Could you make a false colour ultrasound image by using three different frequencies of ultrasound? If so would they be of any use?
ext_8559: Cartoon me  (Default)

[identity profile] the-magician.livejournal.com 2009-01-09 03:20 pm (UTC)(link)
Red/Green 3D glasses would appear to be the obvious first answer to that.

And that doesn't necessarily need different frequencies if you can use two transmitters and time slice between then and combine the two to build a three d virtual image ...

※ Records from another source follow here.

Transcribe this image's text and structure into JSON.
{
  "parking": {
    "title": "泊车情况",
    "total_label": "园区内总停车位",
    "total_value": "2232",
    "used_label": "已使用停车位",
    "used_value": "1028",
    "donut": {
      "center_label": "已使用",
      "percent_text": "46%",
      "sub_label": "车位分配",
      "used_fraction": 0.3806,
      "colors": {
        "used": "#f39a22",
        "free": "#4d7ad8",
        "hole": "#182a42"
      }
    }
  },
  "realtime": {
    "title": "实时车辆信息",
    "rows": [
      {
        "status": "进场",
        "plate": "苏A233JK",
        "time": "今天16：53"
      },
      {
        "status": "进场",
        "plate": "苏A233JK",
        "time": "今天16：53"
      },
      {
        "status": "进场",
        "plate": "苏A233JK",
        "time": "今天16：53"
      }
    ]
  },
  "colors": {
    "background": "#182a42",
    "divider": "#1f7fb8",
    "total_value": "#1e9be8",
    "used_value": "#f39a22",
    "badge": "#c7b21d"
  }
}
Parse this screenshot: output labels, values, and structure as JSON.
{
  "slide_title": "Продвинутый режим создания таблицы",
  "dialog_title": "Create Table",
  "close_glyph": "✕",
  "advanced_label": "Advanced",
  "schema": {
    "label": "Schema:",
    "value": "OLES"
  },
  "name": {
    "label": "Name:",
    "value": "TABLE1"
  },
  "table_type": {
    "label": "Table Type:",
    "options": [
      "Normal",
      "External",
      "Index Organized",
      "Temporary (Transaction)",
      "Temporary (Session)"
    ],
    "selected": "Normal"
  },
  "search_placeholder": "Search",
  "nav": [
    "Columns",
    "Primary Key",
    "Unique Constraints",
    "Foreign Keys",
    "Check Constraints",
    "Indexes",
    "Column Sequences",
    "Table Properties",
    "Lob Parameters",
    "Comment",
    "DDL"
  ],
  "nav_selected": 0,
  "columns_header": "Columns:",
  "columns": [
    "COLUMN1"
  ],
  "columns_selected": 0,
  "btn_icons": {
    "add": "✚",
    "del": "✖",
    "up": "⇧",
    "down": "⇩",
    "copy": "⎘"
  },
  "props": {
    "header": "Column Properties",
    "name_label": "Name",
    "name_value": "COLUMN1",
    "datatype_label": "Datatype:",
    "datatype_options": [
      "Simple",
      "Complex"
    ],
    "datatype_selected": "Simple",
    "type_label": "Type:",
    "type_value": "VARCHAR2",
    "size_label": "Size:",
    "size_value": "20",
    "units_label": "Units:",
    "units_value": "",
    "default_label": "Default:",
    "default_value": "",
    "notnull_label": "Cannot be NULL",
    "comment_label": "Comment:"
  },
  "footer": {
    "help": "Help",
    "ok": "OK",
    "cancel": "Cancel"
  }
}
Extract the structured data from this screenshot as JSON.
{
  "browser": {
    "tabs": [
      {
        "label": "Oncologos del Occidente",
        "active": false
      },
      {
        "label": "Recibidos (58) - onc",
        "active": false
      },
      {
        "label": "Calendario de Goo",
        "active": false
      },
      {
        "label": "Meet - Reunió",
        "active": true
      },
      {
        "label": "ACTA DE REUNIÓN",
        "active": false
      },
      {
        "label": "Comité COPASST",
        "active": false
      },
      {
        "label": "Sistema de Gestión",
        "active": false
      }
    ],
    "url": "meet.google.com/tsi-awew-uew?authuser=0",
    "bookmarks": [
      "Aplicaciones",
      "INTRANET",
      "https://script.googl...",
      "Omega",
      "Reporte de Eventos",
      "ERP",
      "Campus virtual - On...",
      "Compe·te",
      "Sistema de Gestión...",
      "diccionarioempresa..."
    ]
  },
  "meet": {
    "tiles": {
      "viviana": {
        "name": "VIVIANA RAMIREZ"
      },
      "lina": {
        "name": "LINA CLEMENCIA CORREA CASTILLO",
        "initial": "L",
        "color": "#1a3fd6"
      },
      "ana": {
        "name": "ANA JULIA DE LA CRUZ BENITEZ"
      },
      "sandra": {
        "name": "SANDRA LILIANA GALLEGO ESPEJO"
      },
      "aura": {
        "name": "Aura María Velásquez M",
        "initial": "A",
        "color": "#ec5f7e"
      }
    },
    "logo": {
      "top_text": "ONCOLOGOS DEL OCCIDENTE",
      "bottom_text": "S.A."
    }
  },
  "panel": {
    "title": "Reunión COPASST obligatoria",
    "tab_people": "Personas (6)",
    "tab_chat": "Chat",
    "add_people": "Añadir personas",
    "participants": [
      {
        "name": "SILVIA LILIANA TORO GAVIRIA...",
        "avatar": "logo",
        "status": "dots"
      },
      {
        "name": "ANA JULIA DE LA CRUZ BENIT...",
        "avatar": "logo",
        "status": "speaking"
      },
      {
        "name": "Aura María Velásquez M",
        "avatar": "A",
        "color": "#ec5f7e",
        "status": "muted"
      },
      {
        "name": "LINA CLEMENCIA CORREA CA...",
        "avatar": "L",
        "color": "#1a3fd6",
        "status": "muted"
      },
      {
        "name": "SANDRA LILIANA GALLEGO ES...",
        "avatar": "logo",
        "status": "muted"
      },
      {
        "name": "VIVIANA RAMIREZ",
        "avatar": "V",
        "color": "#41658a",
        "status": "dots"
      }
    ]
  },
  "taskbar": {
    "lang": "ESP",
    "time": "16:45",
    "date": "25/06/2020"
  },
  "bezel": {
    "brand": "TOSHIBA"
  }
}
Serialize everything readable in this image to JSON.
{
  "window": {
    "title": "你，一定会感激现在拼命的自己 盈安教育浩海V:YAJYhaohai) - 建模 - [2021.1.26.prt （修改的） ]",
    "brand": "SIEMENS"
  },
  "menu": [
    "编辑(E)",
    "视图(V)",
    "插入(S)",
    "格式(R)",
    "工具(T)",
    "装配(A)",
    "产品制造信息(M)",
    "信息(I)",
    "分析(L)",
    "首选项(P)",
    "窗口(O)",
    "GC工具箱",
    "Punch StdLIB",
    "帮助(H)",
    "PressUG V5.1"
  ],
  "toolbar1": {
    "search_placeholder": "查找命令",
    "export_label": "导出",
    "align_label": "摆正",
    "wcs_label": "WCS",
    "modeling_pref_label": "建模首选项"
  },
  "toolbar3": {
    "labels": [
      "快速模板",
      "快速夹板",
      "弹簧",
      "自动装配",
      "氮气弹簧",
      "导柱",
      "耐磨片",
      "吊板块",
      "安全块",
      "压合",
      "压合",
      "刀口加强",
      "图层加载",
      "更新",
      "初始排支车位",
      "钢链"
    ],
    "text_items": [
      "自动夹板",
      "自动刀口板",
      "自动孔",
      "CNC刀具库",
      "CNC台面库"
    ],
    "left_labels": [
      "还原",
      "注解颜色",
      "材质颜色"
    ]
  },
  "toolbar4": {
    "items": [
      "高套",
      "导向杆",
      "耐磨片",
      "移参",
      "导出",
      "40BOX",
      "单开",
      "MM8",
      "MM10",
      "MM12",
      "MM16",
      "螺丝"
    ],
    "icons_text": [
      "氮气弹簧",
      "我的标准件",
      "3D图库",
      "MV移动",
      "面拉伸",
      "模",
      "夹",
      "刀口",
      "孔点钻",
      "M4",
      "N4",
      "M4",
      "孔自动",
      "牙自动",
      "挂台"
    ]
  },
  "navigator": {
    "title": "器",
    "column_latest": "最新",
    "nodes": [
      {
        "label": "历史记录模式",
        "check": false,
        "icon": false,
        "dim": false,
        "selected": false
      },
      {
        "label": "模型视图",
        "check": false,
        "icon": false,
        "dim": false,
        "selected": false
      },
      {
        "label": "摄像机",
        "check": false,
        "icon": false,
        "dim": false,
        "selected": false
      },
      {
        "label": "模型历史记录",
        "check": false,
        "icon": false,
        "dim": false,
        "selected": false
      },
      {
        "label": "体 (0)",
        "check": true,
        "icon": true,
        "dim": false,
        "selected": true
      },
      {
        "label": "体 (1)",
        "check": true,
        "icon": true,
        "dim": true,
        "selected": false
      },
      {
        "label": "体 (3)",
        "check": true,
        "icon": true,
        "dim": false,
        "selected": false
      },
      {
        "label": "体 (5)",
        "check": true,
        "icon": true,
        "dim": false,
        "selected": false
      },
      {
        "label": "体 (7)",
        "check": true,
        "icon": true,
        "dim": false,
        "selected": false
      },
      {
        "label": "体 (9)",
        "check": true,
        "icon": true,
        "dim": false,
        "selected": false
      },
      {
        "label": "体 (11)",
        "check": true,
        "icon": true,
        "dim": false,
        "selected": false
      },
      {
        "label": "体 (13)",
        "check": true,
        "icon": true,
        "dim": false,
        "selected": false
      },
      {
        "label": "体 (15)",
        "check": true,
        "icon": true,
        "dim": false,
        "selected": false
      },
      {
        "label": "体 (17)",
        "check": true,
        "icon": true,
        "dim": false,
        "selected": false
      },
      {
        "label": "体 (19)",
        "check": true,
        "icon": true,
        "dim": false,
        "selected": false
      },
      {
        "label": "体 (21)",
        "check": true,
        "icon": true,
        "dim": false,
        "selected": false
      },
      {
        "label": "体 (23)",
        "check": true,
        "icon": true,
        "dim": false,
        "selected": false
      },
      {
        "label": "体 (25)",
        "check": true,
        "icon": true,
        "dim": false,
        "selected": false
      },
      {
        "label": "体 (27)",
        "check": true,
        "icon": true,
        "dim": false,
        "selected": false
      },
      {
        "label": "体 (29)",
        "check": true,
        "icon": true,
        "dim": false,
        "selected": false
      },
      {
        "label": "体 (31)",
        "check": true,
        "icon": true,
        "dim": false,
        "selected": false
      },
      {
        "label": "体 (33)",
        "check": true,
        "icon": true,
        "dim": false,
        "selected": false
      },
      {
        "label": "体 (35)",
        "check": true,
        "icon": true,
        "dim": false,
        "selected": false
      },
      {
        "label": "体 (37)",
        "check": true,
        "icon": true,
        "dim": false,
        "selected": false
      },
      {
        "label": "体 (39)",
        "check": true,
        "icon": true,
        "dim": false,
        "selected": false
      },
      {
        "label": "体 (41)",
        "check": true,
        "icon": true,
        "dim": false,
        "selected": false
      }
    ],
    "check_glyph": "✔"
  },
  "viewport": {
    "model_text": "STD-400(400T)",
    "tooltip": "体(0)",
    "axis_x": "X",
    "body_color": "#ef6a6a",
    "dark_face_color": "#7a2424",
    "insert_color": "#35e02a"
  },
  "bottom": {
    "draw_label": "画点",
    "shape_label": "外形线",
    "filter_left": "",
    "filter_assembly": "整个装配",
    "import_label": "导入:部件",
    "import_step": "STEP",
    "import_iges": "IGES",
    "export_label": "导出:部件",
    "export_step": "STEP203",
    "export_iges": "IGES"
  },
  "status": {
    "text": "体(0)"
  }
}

Now it may be that different frequencies penetrate differently so you might be able to do the "looking under the skin" bit ... but I have no knowledge of that.
andrewducker: (Default)

[personal profile] andrewducker 2009-01-09 03:26 pm (UTC)(link)
I don't believe your definition of colour is correct. Colour is a combination of different wavelengths of light. Because we have three receivers in our eyes we tend to define things in combinations of the colours that each of those produces, but one could as simply use different base colours - there's nothing magical about those particular three.
Edited 2009-01-09 15:27 (UTC)
andrewducker: (Default)

[personal profile] andrewducker 2009-01-09 03:51 pm (UTC)(link)
Sorry, yes - the absorption levels drop off as you vary further from "Red", "Green" and Blue".

Hmm - one type of cone gives you a single dimension of colour - (bright/dark)- two cones would give you two dimensions (a plane) - three cones gives you three dimensions of it. I wonder if a fourth dimension of colour would feel qualitatively different, or would simply feel like our current colour perception with more detail.

[identity profile] sharikkamur.livejournal.com 2009-01-09 04:04 pm (UTC)(link)
There is a fourth cone - some cones (relatively few, admittedly) are sensitive to yellow. Human tetrachromacy is a rare X-linked trait, it seems.

(Jakab Z, Wenzel K, 2004, "Detecting tetrachromacy in human subjects" Perception 33 ECVP Abstract Supplement, Wikipedia article on tetrachromacy)
andrewducker: (Default)

[personal profile] andrewducker 2009-01-09 04:18 pm (UTC)(link)
Yes, metaphorical dimensions :->

[identity profile] idaho-smith.livejournal.com 2009-01-09 10:41 pm (UTC)(link)
Yes to bell-curves for sensitvity vs. wavelength for each of the colour dependant chemicals "opsins".

_C_ones for _C_olour

_R_ods for ... erm ... _R_unning about in the woods at night without a gamekeeper seeing your torch.

[identity profile] sharikkamur.livejournal.com 2009-01-09 03:54 pm (UTC)(link)
You can define 'false colour' using any combination of colours; all you're doing is colour-coding particular areas using a defined code set.

The ultrasound approach is more like the astronomical approach of viewing something through multiple filters and then shifting the wavelengths to the visible. Astronomical images are often false-coloured because they are made up of a set of particular wavelengths - Hα comes immediately to mind.

Of course, ultrasound is a longitudinal wave form, not a transverse waveform. How about thinking of a multi-frequency ultrasound as a polyphonic piece of music instead of a single tone?

Hmm... there's an art idea - transforming your ultrasound baby scans into orchestral pieces.

[identity profile] sharikkamur.livejournal.com 2009-01-10 11:00 am (UTC)(link)
Yes, I'd forgotten that one. Just goes to prove what I've thought for a while - it's time to re-read Dirk Gently.